6 thoughts on “Review: Peter’s Burger Pub

  1. I think this is quite a harsh review, to be honest.From your description, the food mostly sounds like it was of good quailty (with a couple of exceptions), however youre basing the negativity primarily on the fact that you didnt check the opening times. I dont think its so unusual for a kitchen to be closing at 2100 on a Sunday

    • I may not be being particularly kind, but should I be? I’m not going to recommend every mediocre restaurant in Prague. If the food was better or staff had been at all friendly then I may have been more understanding about the early closing, but in my experience at least, closing a kitchen before 2200 is the mark of owners/staff who have no interest in food or customers and just want to go home. And it certainly looked like they couldn’t wait to get out of there.

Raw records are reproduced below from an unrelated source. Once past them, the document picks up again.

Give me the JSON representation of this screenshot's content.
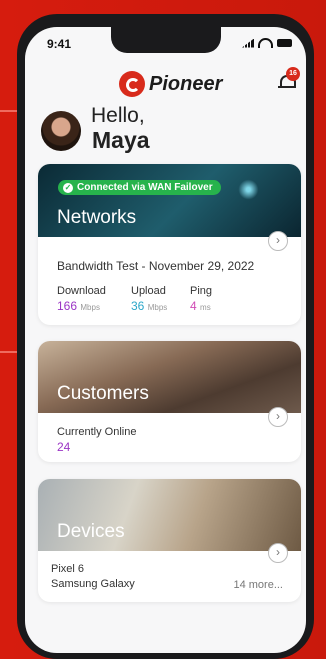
{
  "status_bar": {
    "time": "9:41"
  },
  "header": {
    "brand": "Pioneer",
    "notification_count": "16"
  },
  "greeting": {
    "hello": "Hello,",
    "name": "Maya"
  },
  "networks": {
    "badge": "Connected via WAN Failover",
    "title": "Networks",
    "test_title": "Bandwidth Test - November 29, 2022",
    "download": {
      "label": "Download",
      "value": "166",
      "unit": "Mbps"
    },
    "upload": {
      "label": "Upload",
      "value": "36",
      "unit": "Mbps"
    },
    "ping": {
      "label": "Ping",
      "value": "4",
      "unit": "ms"
    }
  },
  "customers": {
    "title": "Customers",
    "online_label": "Currently Online",
    "online_value": "24"
  },
  "devices": {
    "title": "Devices",
    "items": [
      "Pixel 6",
      "Samsung Galaxy"
    ],
    "more": "14 more..."
  },
  "colors": {
    "brand_red": "#d82b1c",
    "connected_green": "#27b34c",
    "download": "#9b35c5",
    "upload": "#2ba7c9",
    "ping": "#d04bb5"
  }
}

    • What’s harsh about it? I read it as that they make decent burgers, which would probably be admirable in central Tiraspol but doesn’t cut it in Prague where you have places like Dish and The Tavern around and in far closer proximity to the English-speaking contingent. And closing at 9 on a Sunday? Also fine if you don’t claim to be a “burger pub”, that is, a glorified, sit-down greasy spoon that should have the kitchen open throughout the operating hours, which they advertise are until 22 on Sunday’s – quite early even that. Being “just fine” doesn’t cut with the iron curtain having fallen decades ago…

  2. Well written…bud sad story…even i just pass around this pub and never been there…somehow i ve got a bad feeling bout this place…now i know why.)

  3. I think it is quite strange to judge a place according to opening times. I can understand, how disappointing it gets coming hungry to the restaurant and realizing the kitchen is already closed. On the other hand I am sure they have got some reason for that and I can’t blame anyone for not checking opening times before I get on my way to the dinner, but me.

    • They do have a reason for closing early, I’m sure – it’s that they don’t want to be there. My point is that this restaurant gave the distinct impression of not caring much about food or its customers, and for me, the early closing time was very representative of that.